La ville de Ksar El Kébir vit, ce mardi 10 février au matin, une nouvelle aggravation de la situation liée à la montée des eaux. Le niveau de l’eau a fortement augmenté, inondant de nouveaux quartiers et artères principales, au point de bloquer la quasi-totalité des accès à la ville, suite au débordement de l’oued Loukkos.
La configuration de la ville a radicalement changé par rapport aux jours précédents, après l’augmentation du débit de vidange du barrage, qui a dépassé les 794 mètres cubes par seconde. Cette décision a provoqué une élévation rapide du niveau des eaux, touchant notamment les quartiers d’Al Marina, Al-Andalous, la route de Larache, ainsi que l’entrée de la ville via la route d’Al Khadra.
Face à une montée des eaux atteignant plus de 2,5 mètres dans le nouveau quartier situé sur la route de Larache, les autorités locales déploient d’importants efforts pour sécuriser les ensembles résidentiels et protéger les biens des habitants. Plusieurs zones sinistrées ont été fermées, notamment dans les quartiers d’Azib Rifai, Al Rahma et Al Marina.
De larges portions de ruelles récemment aménagées et de voies principales ont été submergées, en particulier l’entrée est de la ville, au niveau du barrage de contrôle sur la route menant vers Arbaoua et Souk El Arbaa, qui constituait jusqu’alors le dernier accès encore praticable.
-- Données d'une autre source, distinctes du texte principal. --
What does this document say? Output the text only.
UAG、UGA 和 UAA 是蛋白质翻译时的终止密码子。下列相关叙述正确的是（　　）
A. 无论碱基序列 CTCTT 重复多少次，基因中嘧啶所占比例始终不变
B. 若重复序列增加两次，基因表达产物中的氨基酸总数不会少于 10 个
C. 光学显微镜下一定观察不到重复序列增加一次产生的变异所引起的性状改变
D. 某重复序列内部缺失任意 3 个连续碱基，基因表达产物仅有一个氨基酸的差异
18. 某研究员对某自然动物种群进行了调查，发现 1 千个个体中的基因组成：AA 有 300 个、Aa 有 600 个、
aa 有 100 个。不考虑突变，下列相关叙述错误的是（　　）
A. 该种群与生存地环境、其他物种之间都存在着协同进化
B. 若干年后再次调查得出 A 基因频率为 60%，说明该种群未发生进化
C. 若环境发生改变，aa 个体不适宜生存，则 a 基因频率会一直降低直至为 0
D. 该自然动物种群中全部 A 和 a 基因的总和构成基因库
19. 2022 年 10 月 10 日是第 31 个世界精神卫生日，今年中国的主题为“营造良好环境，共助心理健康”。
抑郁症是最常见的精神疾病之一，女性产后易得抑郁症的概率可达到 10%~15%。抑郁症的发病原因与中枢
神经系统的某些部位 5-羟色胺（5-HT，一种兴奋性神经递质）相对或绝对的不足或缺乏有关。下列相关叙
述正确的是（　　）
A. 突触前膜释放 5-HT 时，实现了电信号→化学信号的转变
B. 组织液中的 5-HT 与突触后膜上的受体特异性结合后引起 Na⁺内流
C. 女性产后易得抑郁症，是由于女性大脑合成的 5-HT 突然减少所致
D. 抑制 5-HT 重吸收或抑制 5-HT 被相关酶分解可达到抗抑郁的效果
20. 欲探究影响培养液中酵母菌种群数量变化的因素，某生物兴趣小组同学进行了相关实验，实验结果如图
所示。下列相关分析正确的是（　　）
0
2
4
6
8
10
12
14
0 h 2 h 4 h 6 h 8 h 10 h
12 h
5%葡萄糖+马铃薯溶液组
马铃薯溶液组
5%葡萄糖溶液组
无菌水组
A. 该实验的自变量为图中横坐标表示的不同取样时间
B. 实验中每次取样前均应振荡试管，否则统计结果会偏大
Depuis lundi 9 février, Ksar El Kébir connaît une nouvelle vague de mobilisation intensive des autorités locales pour remédier à la situation. Des ruelles ont été barricadées à l’aide de barrières métalliques, tandis que plusieurs passages menant à des quartiers entièrement inondés ont été fermés. D’importants moyens logistiques ont également été déployés pour le pompage des eaux pluviales. Les équipes sur le terrain s’emploient à déboucher les canalisations et les égouts obstrués par la boue et les déchets.
Dans un climat de grande attente quant à un retour à la normale, alors que la ville connaît un calme inhabituel, les opérations d’évacuation se poursuivent. Plusieurs familles et habitants de douars situés à proximité du lit de l’oued Loukkos ont été transférés vers des camps d’accueil à Larache. Parallèlement, la commission de veille tient des réunions régulières à la préfecture de Larache ainsi qu’à Ksar El Kébir, afin d’anticiper les différents scénarios et d’élaborer une feuille de route pour le retour des populations, sous réserve d’une amélioration des conditions météorologiques dans la région.